The Ministry of Finance and Public Credit and Pemex will pay 6.4 billion dollars in debts to suppliers and contractors between March and April, as revealed by Rocío Abreu, president of the energy commission of the Chamber of Deputies on Tuesday, March 18. It is expected to settle 3 billion dollars in March and another 3.4 billion dollars in April as part of Pemex's payment schedule. However, this amount only represents 25.6 percent of the total debt that Pemex has with its suppliers and contractors.
Pemex's debt to its suppliers amounted to 506.153 billion pesos by the end of 2024, showing an annual increase of 37.4 percent. Rafael Espino de la Peña, president of the Mexican Association of Petroleum Service Companies (Amespac), noted that Pemex's debt to association members is around 100 billion pesos, of which more than half corresponds to work already completed but not yet invoiced.
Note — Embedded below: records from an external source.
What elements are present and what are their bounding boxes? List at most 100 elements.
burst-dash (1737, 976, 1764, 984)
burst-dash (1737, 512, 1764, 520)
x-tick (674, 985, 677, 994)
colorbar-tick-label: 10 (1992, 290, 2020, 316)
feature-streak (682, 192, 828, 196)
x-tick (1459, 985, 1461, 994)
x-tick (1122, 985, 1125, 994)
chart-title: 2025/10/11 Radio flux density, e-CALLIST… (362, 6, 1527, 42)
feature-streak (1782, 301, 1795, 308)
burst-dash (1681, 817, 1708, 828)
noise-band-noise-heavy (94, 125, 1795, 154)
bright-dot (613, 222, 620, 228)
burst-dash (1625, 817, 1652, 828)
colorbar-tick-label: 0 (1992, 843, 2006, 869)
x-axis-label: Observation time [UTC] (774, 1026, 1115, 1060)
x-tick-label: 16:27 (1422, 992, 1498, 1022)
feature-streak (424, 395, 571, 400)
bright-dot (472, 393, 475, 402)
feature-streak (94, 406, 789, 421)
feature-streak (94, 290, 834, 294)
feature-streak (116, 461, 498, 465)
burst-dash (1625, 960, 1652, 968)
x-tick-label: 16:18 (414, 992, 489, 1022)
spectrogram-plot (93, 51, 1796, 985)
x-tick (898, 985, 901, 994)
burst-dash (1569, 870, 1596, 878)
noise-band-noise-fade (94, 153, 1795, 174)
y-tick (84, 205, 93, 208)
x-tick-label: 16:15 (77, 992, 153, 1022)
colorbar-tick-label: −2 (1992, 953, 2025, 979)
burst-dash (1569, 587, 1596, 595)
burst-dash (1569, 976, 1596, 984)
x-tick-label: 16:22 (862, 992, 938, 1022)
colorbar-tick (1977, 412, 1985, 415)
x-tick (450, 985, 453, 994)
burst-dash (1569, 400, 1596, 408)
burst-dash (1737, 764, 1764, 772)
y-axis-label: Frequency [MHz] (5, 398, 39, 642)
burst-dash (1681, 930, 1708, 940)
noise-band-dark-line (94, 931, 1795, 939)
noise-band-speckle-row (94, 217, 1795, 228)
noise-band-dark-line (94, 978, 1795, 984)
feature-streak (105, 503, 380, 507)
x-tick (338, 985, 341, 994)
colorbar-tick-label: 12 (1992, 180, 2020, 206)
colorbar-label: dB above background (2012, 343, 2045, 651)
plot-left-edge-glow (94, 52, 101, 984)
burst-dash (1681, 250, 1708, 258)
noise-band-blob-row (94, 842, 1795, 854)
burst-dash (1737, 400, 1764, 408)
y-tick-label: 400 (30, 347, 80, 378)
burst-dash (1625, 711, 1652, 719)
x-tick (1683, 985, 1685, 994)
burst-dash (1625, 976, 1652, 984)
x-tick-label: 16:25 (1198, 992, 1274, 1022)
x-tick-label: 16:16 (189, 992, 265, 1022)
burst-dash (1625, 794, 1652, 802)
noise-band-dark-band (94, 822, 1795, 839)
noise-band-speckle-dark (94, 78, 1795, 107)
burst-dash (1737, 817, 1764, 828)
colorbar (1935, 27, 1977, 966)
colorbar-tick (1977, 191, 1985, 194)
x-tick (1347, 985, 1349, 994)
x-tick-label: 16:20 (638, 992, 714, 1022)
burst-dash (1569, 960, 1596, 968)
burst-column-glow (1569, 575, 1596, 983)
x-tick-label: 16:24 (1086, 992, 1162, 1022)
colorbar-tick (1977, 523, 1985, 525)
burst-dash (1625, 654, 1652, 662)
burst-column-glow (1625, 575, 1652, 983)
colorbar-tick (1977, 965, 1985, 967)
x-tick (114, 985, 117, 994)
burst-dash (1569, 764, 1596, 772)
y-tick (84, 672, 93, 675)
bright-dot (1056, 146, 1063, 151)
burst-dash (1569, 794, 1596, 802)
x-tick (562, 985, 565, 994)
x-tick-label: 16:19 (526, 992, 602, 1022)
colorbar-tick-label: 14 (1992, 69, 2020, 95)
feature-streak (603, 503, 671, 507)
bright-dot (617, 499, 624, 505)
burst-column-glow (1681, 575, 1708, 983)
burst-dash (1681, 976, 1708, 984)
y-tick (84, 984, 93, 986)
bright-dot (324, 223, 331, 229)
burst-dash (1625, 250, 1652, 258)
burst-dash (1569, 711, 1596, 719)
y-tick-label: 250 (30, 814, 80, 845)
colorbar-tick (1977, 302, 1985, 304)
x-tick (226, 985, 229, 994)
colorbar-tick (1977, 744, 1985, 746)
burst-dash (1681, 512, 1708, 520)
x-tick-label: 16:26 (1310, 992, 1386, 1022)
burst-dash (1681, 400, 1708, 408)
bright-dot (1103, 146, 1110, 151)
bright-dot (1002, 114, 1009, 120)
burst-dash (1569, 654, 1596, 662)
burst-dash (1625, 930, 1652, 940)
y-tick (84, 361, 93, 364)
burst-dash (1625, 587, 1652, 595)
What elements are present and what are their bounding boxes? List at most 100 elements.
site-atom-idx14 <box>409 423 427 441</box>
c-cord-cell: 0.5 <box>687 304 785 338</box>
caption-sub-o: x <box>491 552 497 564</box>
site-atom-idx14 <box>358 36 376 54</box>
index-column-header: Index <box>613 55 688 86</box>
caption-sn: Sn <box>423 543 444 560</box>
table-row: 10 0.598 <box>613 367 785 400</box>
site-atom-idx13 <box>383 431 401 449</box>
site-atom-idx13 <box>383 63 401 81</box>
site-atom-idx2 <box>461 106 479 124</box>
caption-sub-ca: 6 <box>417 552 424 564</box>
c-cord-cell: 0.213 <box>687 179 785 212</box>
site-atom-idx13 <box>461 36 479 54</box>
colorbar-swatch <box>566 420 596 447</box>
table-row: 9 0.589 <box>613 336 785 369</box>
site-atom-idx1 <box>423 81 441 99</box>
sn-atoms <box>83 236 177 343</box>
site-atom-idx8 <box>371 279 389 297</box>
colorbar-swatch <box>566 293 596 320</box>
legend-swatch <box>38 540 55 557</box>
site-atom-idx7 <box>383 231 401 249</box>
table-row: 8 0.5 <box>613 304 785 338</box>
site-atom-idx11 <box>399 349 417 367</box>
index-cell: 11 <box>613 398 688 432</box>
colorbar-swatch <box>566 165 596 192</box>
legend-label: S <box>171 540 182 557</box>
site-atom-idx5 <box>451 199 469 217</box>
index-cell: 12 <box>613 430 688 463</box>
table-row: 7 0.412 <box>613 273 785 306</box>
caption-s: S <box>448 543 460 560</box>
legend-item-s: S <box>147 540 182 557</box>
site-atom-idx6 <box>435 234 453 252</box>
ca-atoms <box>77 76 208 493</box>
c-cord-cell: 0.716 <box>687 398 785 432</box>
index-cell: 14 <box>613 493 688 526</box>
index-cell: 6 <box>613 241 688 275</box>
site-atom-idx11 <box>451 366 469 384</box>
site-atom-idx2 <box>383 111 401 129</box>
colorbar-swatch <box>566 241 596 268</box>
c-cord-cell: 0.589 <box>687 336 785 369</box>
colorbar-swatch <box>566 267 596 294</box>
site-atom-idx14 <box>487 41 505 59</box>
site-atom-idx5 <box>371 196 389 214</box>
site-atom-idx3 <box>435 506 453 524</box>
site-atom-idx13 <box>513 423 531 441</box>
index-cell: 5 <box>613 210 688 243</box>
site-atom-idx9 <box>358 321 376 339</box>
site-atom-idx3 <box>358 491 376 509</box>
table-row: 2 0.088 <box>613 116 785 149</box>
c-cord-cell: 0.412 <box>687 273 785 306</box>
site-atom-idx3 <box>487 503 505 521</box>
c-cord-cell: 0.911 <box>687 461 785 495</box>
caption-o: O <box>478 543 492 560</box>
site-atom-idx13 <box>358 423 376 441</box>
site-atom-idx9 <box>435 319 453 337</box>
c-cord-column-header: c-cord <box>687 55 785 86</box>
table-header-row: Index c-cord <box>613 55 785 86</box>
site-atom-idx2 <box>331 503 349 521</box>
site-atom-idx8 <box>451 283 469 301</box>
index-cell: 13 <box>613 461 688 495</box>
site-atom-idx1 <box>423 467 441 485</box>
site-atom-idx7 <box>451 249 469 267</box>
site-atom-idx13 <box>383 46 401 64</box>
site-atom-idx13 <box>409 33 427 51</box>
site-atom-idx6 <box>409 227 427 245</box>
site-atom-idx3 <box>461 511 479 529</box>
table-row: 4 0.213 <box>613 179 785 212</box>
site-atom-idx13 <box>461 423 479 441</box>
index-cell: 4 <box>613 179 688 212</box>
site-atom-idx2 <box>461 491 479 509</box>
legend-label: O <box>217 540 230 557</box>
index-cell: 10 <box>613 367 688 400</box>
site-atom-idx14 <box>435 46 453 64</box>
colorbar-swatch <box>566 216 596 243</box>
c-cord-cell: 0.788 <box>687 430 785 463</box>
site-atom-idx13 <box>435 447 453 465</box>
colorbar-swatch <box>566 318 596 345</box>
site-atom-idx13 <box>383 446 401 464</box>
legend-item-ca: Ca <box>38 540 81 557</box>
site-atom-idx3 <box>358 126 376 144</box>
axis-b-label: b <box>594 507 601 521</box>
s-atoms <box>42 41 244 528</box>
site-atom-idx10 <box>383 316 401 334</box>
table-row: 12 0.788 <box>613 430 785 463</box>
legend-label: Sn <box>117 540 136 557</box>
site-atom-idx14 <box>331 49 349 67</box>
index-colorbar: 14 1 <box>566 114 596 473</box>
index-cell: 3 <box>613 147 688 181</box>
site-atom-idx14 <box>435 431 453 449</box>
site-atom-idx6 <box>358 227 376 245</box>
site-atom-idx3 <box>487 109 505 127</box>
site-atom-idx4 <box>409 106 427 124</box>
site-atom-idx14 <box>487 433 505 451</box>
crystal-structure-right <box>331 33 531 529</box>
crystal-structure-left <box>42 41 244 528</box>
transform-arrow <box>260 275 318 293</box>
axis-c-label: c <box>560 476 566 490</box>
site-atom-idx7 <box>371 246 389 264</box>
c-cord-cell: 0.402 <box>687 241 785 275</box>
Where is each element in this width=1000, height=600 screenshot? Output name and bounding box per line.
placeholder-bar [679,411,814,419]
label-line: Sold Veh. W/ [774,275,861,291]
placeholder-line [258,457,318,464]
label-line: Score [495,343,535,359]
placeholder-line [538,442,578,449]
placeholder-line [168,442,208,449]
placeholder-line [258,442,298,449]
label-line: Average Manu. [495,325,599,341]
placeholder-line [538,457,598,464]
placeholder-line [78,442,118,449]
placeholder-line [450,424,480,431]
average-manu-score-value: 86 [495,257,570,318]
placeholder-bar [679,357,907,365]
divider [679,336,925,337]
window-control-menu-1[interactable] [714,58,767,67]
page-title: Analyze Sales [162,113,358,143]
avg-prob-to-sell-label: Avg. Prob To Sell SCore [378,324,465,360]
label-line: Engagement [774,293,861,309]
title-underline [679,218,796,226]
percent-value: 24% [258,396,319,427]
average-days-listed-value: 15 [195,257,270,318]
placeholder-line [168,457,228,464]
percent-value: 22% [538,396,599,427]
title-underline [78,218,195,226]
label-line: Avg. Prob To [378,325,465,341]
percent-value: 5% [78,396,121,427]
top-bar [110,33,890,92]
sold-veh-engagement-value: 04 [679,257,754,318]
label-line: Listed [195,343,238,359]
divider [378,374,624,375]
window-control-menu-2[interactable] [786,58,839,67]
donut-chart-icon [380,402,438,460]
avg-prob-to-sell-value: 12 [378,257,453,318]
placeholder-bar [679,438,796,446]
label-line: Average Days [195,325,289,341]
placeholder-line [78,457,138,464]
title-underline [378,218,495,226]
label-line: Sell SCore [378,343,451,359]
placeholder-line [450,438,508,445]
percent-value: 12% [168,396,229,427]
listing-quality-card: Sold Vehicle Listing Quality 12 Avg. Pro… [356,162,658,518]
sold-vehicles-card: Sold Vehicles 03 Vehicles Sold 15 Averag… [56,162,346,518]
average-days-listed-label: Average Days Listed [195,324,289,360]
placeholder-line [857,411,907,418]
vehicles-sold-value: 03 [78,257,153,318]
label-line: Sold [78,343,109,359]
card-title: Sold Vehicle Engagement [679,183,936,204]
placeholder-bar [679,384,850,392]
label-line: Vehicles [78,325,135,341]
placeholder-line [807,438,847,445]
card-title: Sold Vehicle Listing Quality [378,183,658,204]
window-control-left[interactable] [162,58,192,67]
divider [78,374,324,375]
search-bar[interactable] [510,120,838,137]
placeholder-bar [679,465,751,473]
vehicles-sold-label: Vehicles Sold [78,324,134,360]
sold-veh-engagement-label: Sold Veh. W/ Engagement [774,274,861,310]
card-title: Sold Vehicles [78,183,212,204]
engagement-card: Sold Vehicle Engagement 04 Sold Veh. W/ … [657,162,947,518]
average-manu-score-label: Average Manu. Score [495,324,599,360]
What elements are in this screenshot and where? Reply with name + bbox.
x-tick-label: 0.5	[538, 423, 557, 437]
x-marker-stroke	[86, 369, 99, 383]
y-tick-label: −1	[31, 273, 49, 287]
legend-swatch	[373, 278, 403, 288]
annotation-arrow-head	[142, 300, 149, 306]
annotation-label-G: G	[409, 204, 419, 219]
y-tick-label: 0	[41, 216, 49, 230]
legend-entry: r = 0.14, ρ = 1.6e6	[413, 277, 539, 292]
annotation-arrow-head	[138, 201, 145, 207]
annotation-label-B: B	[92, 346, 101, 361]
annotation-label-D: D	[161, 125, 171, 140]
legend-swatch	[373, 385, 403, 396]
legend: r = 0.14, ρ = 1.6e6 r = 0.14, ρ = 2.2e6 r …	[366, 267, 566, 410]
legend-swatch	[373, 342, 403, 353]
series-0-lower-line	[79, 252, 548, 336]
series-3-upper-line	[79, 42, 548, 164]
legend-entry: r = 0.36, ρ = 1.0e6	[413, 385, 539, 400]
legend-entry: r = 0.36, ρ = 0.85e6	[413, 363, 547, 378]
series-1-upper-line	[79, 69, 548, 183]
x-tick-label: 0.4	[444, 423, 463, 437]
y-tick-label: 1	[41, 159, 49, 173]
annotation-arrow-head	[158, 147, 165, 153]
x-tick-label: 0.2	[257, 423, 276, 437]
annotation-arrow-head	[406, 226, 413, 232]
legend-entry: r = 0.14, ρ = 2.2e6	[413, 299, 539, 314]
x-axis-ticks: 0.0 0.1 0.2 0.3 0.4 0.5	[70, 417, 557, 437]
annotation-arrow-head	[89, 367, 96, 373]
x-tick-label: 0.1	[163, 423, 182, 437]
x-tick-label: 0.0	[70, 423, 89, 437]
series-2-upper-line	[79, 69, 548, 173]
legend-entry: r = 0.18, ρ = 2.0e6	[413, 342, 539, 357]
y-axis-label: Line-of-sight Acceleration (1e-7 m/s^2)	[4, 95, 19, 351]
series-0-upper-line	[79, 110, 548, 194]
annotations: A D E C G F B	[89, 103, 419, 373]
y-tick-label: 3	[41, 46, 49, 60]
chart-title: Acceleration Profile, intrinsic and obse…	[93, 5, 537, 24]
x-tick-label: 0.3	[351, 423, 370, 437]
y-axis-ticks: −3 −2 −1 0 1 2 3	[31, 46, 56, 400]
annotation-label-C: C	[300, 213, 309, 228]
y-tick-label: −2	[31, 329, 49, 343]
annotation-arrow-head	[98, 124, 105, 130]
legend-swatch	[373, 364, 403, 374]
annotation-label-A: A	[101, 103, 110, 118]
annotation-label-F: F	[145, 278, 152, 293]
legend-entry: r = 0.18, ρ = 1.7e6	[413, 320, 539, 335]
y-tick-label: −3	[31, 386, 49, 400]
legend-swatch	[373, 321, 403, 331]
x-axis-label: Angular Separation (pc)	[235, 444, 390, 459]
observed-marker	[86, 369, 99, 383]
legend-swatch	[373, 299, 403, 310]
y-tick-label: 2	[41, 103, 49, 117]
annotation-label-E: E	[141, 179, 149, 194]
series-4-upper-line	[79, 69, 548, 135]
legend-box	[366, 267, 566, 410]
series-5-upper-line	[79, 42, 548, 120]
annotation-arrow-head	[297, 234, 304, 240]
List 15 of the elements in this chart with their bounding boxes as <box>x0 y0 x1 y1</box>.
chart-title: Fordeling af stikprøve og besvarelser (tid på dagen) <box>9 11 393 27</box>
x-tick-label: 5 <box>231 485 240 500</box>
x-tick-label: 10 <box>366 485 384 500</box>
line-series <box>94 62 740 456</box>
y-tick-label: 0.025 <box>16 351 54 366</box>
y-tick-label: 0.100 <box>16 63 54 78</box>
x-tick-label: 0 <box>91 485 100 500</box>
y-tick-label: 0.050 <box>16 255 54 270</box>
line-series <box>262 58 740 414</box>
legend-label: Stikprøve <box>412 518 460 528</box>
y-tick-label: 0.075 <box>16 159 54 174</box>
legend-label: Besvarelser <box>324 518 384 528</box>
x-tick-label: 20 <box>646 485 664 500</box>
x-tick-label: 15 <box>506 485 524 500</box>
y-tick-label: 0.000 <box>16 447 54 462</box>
According to Espino, despite some payments received in recent weeks, many of them have been carried out through a financial factoring scheme, which he qualifies as a temporary relief but not a definitive solution. Amespac members are optimistic about the signs of payment, highlighting the increased sensitivity of Luz Elena González, Secretary of Energy, to this issue.
Pemex’s financial challenges are intensifying due to a 10.7 percent fall in Capex investment - aimed at acquiring, improving, or maintaining long-term physical assets - during this year. This poses a significant challenge to addressing the decline in oil production. The natural decline could reach 30,000 barrels per month if investments in exploration and new wells are not maintained.
Pemex seeks to lead a revitalization amid operational and financial problems, with refineries facing losses and considerable debt. The company has halved its production since its peak two decades ago. Plans have been implemented to optimize Pemex’s corporate structure and improve efficiency, with key projects like the coking units at the Salina Cruz and Tula refineries nearing completion, according to Víctor Rodríguez, director of Pemex.
President Claudia Sheinbaum has mentioned the enactment of an energy reform during the Oil Expropriation event, highlighting that this will be the first step to boost Pemex's production, increase efficiency, strengthen partnerships with the private sector, and reduce debt. The financing plan includes a factoring scheme to reimburse suppliers.